The Truth About Angela Lansbury's Friendship With Bea Arthur

Hollywood is well-known for its artificiality. Movies are crammed full of special effects that are designed to make audiences believe things like all of us are living in a simulation and are at the mercy of machines. Actors pretend to fall in love with each other on the screen, but they don't hide their disgust for each other right after the director yells, "Cut!" They also maintain false friendships and relationships off the set. Some of those relationships or friendships are purely marketing ploys for upcoming movies or television shows. There is a reason why celebrity marriages tend not to last, with long-lasting ones being seen as an anomaly rather than something to strive for. 

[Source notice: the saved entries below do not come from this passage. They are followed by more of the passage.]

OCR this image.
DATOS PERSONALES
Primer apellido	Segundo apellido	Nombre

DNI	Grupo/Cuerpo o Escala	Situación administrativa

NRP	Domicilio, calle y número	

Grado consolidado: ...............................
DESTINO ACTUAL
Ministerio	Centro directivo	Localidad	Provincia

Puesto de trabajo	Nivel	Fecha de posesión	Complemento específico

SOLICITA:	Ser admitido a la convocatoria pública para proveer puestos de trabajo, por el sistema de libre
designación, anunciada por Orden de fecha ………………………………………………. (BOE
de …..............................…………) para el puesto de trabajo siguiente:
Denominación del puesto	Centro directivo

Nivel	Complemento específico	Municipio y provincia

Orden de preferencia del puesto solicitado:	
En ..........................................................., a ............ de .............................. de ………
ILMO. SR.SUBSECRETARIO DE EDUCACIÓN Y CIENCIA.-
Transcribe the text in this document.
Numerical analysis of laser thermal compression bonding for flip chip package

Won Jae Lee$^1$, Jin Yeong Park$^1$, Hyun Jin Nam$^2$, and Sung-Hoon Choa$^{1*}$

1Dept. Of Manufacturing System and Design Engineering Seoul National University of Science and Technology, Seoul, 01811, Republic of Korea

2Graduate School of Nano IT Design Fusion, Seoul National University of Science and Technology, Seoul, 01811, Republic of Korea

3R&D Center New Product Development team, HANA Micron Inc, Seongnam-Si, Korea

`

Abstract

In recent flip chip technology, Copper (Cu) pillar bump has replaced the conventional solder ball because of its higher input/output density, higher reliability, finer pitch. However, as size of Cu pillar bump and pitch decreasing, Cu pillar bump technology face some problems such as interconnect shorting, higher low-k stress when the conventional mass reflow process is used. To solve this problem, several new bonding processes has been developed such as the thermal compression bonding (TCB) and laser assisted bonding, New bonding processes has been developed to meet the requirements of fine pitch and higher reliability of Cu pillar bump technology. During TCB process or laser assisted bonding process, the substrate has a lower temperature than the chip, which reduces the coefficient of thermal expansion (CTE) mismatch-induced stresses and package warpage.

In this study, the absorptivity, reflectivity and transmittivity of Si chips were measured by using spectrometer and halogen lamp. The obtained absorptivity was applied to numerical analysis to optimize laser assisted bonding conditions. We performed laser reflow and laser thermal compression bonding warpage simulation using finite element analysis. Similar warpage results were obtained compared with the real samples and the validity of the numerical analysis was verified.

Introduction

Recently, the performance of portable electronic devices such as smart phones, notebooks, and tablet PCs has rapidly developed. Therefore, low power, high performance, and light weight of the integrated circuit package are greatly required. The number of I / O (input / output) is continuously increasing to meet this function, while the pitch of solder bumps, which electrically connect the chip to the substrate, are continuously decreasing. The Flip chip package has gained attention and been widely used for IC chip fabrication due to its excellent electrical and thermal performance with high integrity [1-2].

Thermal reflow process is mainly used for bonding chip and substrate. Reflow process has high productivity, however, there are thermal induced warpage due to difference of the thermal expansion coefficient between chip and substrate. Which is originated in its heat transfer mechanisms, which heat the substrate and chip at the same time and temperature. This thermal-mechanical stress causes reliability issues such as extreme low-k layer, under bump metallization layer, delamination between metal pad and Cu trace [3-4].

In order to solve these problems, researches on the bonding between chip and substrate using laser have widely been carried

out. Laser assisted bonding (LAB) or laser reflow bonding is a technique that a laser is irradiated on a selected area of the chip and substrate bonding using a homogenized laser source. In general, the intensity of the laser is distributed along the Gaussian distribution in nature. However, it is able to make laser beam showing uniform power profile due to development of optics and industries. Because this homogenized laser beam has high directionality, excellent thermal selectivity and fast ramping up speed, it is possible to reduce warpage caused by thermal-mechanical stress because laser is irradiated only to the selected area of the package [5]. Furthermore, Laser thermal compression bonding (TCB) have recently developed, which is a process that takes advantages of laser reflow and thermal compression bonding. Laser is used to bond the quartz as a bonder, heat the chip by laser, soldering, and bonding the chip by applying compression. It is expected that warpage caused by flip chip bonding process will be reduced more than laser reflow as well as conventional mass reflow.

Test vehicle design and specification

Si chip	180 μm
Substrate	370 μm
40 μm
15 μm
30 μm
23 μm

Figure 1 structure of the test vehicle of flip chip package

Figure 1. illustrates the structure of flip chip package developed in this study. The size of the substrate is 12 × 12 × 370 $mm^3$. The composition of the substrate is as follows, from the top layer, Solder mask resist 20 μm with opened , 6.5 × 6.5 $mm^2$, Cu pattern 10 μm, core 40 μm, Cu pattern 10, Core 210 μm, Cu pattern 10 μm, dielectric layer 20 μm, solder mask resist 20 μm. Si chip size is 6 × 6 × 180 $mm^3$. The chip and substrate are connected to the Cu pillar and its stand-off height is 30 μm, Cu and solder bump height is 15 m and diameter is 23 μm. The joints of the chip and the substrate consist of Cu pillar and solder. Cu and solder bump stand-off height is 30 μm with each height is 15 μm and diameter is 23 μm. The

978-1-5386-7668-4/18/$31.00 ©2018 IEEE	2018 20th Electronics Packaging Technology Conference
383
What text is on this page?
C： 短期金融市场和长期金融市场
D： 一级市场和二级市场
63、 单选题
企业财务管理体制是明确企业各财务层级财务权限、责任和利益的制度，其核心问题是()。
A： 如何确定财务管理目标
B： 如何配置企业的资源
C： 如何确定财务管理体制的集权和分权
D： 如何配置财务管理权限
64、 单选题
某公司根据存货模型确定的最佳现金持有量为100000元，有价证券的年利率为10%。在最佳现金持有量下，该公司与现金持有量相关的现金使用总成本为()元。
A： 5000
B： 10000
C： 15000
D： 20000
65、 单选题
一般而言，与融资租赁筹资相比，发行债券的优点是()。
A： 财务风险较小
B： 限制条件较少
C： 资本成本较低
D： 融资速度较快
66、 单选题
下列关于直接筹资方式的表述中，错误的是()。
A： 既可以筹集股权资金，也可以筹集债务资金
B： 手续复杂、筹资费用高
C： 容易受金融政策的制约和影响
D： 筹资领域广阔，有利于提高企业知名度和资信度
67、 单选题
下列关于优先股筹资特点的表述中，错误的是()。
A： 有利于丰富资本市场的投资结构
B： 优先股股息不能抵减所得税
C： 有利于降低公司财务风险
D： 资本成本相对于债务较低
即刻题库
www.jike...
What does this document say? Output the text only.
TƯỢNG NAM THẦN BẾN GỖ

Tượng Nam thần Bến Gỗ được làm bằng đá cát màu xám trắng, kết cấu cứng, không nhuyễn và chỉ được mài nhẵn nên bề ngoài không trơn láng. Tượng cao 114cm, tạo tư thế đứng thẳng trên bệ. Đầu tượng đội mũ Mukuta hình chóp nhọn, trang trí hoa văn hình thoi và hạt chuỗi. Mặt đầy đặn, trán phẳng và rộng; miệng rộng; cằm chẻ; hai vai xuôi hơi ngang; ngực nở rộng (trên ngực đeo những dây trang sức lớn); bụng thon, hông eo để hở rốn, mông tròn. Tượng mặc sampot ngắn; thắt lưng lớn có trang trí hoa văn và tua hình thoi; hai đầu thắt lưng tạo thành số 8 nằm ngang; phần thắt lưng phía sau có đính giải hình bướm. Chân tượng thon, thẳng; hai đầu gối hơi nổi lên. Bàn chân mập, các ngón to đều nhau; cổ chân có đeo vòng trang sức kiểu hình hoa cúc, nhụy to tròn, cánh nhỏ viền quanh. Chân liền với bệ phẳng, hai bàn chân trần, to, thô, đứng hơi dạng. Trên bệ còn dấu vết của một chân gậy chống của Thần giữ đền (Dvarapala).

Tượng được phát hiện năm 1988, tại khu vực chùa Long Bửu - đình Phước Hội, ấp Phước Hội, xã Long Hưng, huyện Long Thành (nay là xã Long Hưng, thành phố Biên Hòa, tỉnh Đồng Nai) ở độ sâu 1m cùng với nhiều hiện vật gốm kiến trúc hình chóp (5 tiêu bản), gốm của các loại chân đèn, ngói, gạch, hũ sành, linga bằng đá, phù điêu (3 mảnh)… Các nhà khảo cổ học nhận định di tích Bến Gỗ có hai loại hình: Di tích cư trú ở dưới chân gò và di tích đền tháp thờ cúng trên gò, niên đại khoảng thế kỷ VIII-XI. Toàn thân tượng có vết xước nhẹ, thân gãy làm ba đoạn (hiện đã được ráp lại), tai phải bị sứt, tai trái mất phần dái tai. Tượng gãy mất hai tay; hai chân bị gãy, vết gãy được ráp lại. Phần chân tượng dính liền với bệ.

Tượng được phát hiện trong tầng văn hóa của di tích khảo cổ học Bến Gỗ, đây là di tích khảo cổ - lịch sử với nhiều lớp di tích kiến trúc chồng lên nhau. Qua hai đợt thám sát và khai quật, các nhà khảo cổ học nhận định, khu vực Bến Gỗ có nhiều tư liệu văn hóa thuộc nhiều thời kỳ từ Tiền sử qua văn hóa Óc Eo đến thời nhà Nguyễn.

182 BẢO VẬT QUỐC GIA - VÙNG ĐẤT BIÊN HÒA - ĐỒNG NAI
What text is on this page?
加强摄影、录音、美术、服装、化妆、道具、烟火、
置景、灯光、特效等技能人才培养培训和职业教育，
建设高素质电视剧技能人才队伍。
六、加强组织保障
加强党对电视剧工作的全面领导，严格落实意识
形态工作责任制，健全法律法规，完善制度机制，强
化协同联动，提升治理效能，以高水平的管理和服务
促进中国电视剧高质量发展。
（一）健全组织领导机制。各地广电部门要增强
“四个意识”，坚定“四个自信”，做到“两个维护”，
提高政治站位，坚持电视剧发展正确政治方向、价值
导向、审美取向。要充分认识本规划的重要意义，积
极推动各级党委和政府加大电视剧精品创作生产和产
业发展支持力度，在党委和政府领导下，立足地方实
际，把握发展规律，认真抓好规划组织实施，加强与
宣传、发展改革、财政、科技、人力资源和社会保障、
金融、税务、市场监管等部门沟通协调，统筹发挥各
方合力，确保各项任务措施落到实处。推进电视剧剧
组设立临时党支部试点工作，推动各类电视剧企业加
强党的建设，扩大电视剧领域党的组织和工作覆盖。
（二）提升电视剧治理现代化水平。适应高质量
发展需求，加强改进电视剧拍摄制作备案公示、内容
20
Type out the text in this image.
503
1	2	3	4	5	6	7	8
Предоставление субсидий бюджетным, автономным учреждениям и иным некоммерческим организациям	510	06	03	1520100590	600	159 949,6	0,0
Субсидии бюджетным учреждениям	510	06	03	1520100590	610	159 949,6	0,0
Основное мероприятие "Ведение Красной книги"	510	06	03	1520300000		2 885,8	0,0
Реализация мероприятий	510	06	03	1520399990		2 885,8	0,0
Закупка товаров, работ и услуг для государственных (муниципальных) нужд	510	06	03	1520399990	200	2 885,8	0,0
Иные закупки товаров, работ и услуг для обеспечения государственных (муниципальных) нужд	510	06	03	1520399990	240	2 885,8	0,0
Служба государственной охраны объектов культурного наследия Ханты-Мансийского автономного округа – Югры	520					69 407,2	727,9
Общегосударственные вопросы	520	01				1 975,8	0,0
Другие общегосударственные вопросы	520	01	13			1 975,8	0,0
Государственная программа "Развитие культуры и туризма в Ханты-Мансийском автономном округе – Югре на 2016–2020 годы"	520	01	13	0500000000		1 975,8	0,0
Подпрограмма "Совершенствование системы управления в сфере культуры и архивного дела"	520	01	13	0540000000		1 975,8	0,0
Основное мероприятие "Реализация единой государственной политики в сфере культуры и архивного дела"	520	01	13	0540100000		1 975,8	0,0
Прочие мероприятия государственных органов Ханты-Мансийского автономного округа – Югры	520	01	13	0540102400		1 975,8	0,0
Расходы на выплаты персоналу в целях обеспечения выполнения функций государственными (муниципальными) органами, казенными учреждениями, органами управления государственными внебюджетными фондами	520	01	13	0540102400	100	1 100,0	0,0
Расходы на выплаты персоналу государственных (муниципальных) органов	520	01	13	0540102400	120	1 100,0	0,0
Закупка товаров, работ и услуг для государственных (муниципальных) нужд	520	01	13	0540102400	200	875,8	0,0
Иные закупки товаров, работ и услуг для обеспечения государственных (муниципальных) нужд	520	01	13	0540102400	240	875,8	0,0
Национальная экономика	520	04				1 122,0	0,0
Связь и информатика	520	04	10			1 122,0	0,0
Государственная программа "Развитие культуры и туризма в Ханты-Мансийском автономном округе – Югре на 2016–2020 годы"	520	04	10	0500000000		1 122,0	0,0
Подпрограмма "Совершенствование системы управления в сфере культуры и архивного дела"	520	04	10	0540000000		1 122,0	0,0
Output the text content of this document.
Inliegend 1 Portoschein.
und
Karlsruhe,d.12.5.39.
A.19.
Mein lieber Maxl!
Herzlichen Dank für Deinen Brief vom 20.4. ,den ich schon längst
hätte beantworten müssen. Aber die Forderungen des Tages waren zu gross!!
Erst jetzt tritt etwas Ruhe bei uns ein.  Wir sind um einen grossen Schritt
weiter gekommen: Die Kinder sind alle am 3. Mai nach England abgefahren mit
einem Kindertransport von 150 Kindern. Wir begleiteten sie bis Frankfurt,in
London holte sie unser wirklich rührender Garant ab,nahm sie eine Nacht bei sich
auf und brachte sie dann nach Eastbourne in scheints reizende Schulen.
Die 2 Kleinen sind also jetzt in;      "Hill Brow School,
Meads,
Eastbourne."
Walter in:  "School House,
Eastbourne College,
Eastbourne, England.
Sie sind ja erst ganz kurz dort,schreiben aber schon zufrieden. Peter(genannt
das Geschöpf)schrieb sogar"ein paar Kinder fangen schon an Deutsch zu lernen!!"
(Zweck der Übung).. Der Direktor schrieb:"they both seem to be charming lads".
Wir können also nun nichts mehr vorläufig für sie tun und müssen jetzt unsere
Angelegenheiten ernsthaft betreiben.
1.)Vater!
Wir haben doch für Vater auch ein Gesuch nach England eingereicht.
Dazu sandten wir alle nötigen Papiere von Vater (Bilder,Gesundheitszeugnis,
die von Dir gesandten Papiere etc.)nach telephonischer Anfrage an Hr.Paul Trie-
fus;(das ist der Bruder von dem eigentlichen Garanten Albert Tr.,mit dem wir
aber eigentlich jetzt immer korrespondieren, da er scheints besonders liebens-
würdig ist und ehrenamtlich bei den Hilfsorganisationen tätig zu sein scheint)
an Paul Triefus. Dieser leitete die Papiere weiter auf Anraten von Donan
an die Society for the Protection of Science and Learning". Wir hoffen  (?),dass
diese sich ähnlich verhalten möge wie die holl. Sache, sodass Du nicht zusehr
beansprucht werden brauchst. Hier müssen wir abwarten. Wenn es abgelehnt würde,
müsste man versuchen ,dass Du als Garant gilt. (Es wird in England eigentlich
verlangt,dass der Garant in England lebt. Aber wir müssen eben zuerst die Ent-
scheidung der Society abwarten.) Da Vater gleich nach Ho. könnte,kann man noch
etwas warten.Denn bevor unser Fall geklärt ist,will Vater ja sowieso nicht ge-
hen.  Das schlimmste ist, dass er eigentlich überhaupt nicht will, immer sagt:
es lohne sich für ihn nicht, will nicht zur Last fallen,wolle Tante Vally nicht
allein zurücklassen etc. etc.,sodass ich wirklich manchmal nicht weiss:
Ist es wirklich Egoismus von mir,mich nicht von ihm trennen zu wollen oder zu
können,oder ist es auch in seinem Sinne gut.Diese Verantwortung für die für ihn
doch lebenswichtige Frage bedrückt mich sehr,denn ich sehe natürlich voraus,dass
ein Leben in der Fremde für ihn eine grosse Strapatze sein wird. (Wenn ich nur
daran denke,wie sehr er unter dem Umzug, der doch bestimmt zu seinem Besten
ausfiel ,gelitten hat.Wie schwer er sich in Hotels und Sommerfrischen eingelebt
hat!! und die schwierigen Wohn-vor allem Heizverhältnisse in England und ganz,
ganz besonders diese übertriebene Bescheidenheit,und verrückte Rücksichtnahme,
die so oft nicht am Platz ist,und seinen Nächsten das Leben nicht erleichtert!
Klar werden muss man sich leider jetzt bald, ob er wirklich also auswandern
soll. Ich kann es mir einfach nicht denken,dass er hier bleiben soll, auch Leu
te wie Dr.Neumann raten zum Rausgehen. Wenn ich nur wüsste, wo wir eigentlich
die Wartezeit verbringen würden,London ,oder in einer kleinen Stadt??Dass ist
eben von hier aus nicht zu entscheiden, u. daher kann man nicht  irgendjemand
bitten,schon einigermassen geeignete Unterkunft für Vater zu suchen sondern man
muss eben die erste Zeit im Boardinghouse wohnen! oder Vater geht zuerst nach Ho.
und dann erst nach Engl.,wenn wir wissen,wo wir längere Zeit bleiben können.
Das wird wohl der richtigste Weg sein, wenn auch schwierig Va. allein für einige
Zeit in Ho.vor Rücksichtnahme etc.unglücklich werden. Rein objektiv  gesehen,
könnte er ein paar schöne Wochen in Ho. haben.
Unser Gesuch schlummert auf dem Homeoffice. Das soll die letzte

Amid all this fakery, there are actors who forge lifelong, genuine bonds. Zach Braff and Donald Faison went from portraying best friends J.D. Dorian and Christopher Turk on "Scrubs" to being real-life friends, per Page Six. The same could be said of Bea Arthur and Angela Lansbury. Some might think it ironic that a woman who portrayed someone who solved murders would be such close friends with a woman whose characters tended to be able to kill with just a glance in their direction. But it was a friendship that lasted for decades. 

Angela Lansbury met Bea Arthur in 1965

According to Angela Lansbury, it all began when she met Bea Arthur on the set of "Mame" back in 1965, via PBS. The two became fast friends through the decades. Lansbury became a superstar when she played the intrepid Jessica B. Fletcher on "Murder, She Wrote." Supposedly, the "B" stood for Beatrice in honor of Arthur. The gruff Arthur paved her own path on shows like "Maude," and then she wowed audiences with her portrayal of Dorothy Zbornak on "The Golden Girls," per IMDb.  

Lansbury even called her "my bosom buddy." Unfortunately, they never made a female version of that show. The "Murder, She Wrote" actress always held her friend's acting skills in high regard. Theirs was a relative rarity in the world of Hollywood – two legends who never let their egos and acclaim interfere with their admiration of each other. Arthur was not above needling Lansbury, though. She told the Independent once that Lansbury had "a mouth like a longshoreman." 

Their friendship endured to the end. Arthur died in 2009, and Lansbury was the one who hosted the memorial service, which was held at Broadway's Majestic Theater.